Article L251-12 consolidé du vendredi 13 juillet 2001 au dimanche 1 janvier 2006
Seront punis des mêmes peines que celles prévues à l'article L. 251-1 les chefs d'établissement, directeurs, gérants ou préposés qui, par leur faute personnelle, ont enfreint les dispositions de l'article L. 230-7-1 ou les dispositions prises pour leur application.
Article L251-12 consolidé du samedi 31 mars 2001 au vendredi 13 juillet 2001
Seront punis des mêmes peines que celles prévues à l'article L. 251-1 les chefs d'établissement, directeurs, gérants ou préposés qui, par leur faute personnelle, ont enfreint les dispositions de l'article L. 230-7-1 ou les dispositions prises pour leur application.
Article L251-12 consolidé du dimanche 1 janvier 2006, abrogé le lundi 1 janvier 2018
Quiconque aura porté ou tenté de porter atteinte soit à la constitution, soit à la libre désignation des membres, soit au fonctionnement régulier des comités d'hygiène, de sécurité et des conditions de travail, notamment par la méconnaissance des dispositions de l'article L. 238-9 et des textes réglementaires pris pour son application, sera puni d'un emprisonnement d'un an et d'une amende de 3 750 Euros ou de l'une de ces deux peines seulement.
En cas de récidive, l'emprisonnement peut être porté à deux ans et l'amende à 7 500 Euros.
Article L251-13 consolidé du dimanche 1 janvier 2006, abrogé le lundi 1 janvier 2018
I. - Est puni d'une amende de 4 500 Euros le maître d'ouvrage qui n'a pas adressé à l'autorité administrative compétente en matière d'hygiène et de sécurité du travail la déclaration préalable prévue à l'article L. 235-1.
II. - Est punie d'une amende de 9 000 Euros :
1° Le maître d'ouvrage :
a) Qui n'a pas désigné de coordonnateur en matière de sécurité et de santé, en méconnaissance du premier alinéa de l'article L. 235-3, ou qui n'a pas assuré au coordonnateur l'autorité et les moyens indispensables à l'exercice de sa mission, en méconnaissance du deuxième alinéa de l'article L. 235-4 ;
b) Qui a désigné un coordonnateur ne répondant pas aux conditions définies en application du dernier alinéa de l'article L. 235-3 ;
c) Qui n'a pas fait établir le plan général de coordination prévu à l'article L. 235-5 ;
2° L'entrepreneur qui n'a pas remis au maître d'ouvrage ou au coordonnateur le plan particulier de sécurité et de protection de la santé des travailleurs prévu à l'article L. 235-6.
III. - En cas de récidive :
1° Le fait prévu au I ci-dessus est puni d'une amende de 9 000 Euros ;
2° Les faits prévus au II ci-dessus sont punis d'un emprisonnement d'un an et d'une amende de 15 000 Euros ou de l'une de ces deux peines seulement ; le tribunal peut, en outre, prononcer les peines prévues à l'article L. 251-8.
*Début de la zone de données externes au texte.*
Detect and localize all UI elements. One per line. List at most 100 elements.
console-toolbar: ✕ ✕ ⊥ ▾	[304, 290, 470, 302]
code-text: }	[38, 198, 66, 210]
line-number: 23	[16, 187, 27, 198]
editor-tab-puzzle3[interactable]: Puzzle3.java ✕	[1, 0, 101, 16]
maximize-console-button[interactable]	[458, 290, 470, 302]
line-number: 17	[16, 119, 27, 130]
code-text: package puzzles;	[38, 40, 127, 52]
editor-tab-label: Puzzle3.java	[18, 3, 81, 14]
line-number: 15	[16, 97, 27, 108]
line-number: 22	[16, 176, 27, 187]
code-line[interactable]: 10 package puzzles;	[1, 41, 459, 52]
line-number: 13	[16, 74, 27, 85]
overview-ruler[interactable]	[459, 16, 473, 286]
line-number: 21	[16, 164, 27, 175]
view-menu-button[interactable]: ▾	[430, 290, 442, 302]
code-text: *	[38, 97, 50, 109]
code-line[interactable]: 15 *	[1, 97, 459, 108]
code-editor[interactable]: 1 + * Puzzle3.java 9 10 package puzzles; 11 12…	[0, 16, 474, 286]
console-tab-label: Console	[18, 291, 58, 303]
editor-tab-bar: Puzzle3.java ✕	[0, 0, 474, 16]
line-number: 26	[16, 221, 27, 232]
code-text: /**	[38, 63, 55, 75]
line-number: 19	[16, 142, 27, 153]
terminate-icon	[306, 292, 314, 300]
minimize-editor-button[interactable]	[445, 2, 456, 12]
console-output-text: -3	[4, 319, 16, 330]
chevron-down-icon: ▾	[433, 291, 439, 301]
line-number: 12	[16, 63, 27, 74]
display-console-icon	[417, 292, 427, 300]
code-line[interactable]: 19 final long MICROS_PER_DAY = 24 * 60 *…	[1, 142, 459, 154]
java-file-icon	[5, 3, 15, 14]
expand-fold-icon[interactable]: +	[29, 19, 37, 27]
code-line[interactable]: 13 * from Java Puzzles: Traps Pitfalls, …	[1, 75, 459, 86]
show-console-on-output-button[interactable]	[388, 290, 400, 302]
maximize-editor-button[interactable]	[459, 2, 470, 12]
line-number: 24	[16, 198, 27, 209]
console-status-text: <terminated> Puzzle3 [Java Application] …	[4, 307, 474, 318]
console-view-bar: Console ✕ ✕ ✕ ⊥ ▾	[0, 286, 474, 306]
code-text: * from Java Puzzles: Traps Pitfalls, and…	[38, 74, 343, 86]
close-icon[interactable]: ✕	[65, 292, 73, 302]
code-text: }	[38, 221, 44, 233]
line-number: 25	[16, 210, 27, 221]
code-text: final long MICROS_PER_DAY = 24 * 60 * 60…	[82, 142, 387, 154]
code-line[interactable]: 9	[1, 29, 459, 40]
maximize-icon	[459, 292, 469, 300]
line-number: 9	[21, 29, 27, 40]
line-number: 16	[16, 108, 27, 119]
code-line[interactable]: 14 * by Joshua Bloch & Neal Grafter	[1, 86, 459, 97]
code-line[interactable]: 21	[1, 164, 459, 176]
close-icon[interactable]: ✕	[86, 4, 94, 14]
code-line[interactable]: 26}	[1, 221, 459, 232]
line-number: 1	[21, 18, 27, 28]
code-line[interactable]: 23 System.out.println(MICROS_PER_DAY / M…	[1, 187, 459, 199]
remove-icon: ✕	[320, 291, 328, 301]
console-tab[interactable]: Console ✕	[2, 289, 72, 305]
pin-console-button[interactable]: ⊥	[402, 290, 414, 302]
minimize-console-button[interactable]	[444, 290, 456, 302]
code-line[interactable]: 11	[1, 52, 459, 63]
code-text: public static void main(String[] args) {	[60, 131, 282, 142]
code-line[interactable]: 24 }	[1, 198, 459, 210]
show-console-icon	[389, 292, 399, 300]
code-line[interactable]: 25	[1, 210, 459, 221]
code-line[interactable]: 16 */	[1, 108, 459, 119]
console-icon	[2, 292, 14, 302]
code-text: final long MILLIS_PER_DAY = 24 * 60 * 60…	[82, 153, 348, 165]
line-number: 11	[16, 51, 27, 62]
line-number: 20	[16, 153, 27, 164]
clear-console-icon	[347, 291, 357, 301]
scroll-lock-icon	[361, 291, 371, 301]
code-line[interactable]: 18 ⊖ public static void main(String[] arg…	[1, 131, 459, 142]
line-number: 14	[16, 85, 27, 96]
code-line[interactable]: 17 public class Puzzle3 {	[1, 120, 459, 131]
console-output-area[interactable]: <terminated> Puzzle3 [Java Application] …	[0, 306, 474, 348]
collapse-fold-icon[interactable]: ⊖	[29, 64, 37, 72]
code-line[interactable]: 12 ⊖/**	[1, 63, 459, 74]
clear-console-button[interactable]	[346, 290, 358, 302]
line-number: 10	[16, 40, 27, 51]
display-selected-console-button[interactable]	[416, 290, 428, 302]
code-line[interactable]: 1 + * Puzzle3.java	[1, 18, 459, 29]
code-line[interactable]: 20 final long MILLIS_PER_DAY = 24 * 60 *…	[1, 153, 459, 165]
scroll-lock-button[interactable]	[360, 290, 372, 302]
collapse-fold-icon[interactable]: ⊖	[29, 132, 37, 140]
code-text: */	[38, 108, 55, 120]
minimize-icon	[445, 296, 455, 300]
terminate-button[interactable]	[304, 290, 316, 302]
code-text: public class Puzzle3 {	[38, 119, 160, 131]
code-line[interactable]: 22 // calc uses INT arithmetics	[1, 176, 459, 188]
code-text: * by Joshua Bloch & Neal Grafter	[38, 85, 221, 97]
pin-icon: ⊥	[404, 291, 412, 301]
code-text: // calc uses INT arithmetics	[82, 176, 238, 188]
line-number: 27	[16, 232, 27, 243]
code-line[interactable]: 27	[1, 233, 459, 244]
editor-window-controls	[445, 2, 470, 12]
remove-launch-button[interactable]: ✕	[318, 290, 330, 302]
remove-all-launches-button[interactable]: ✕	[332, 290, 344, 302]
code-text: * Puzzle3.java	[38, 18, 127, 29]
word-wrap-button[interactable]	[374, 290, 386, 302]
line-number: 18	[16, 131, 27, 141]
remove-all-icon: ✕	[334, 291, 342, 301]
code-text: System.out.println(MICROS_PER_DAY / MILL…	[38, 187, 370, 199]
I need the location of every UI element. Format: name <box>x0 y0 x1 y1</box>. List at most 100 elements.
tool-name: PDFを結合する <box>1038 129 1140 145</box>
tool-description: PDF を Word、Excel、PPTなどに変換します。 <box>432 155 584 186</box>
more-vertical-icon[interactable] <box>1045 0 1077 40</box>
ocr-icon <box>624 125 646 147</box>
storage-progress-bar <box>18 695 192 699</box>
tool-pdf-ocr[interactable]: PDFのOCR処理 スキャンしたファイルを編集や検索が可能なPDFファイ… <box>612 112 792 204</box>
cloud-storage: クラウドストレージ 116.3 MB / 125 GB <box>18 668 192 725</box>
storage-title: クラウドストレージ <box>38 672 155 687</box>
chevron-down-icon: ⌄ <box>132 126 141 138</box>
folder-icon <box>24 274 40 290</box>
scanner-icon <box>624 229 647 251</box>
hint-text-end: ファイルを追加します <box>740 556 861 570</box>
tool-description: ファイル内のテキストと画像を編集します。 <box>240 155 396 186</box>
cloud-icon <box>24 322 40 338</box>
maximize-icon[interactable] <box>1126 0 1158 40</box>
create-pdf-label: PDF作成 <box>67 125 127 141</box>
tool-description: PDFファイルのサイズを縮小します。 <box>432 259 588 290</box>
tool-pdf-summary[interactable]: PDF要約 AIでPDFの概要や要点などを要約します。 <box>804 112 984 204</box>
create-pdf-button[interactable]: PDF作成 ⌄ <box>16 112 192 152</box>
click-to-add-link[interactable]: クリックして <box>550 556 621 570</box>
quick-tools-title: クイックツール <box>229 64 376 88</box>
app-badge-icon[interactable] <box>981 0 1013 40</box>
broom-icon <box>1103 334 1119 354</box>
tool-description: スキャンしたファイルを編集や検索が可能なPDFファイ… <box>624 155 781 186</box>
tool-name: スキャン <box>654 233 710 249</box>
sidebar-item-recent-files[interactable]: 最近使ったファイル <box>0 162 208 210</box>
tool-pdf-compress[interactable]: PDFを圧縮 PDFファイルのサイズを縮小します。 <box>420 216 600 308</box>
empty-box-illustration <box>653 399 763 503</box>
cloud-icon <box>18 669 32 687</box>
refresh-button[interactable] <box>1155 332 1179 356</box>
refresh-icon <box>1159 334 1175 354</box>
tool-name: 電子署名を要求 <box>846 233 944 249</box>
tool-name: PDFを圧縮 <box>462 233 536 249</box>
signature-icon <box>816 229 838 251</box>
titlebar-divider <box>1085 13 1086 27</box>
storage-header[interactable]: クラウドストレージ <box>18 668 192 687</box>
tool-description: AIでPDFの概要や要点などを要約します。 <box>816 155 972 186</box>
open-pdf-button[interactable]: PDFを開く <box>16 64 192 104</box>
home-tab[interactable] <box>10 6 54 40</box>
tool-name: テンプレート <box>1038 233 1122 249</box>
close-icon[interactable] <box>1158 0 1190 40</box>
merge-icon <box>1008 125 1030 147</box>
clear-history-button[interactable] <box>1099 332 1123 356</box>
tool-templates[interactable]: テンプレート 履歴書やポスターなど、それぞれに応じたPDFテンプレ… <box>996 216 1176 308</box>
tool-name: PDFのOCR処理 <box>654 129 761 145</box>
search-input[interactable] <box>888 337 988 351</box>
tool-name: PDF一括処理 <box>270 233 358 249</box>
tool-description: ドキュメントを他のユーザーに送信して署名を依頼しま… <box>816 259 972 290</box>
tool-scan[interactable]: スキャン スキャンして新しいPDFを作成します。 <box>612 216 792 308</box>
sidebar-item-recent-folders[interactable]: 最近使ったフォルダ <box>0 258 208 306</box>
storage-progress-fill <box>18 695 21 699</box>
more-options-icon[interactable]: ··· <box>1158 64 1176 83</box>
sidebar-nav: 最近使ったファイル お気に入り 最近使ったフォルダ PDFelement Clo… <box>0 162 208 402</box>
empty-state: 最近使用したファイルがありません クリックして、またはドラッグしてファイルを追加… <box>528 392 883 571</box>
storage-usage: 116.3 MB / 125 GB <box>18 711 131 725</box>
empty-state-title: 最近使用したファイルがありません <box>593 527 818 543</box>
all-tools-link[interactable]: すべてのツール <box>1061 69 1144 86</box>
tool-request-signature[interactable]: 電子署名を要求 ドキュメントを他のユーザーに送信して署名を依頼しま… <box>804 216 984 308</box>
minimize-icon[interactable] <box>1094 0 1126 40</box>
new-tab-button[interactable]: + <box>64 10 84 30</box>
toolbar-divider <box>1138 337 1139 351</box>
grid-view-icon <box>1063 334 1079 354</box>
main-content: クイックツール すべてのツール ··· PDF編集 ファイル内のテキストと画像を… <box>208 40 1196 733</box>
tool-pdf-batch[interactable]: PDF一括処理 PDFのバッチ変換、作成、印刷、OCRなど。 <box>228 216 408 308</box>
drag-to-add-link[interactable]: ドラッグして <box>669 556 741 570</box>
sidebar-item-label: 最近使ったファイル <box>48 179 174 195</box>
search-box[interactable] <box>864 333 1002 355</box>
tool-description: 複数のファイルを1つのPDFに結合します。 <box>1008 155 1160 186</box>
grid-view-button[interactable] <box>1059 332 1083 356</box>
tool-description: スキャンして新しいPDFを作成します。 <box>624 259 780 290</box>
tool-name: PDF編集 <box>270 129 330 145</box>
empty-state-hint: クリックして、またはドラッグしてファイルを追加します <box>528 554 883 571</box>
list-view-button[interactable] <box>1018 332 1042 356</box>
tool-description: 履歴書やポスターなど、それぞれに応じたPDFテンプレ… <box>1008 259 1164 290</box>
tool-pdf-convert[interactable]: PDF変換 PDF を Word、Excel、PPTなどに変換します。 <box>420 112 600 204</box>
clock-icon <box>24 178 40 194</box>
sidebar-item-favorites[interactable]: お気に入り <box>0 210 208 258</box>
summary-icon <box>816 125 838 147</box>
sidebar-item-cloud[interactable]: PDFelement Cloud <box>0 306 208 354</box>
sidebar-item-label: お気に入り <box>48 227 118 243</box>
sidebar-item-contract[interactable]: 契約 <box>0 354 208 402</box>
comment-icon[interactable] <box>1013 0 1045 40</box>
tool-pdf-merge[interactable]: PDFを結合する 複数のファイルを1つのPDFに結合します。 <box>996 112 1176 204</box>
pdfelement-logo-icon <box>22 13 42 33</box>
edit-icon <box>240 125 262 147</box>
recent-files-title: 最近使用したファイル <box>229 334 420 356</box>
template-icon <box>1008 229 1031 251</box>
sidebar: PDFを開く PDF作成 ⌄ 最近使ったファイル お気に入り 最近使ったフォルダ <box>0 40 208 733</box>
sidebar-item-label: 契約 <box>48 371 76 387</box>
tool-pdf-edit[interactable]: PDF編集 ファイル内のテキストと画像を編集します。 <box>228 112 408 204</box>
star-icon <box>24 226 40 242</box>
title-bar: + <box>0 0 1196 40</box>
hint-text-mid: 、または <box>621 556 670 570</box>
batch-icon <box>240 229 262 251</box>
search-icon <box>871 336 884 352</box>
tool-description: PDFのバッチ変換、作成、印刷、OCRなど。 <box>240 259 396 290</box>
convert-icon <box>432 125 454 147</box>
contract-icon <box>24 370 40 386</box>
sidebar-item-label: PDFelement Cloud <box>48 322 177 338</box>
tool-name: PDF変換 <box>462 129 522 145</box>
Article L251-14 consolidé du dimanche 1 janvier 2006, abrogé le lundi 1 janvier 2018
Sont punis d'une amende de 4 500 Euros les travailleurs indépendants, ainsi que les employeurs lorsqu'ils exercent eux-mêmes une activité sur un chantier de bâtiment ou de génie civil, qui n'ont pas mis en oeuvre les obligations qui leur incombent en application des articles L. 231-7, L. 231-8, L. 231-16, L. 233-6 et L. 233-7 du présent code. En cas de récidive, ces faits sont punis d'une amende de 9 000 Euros.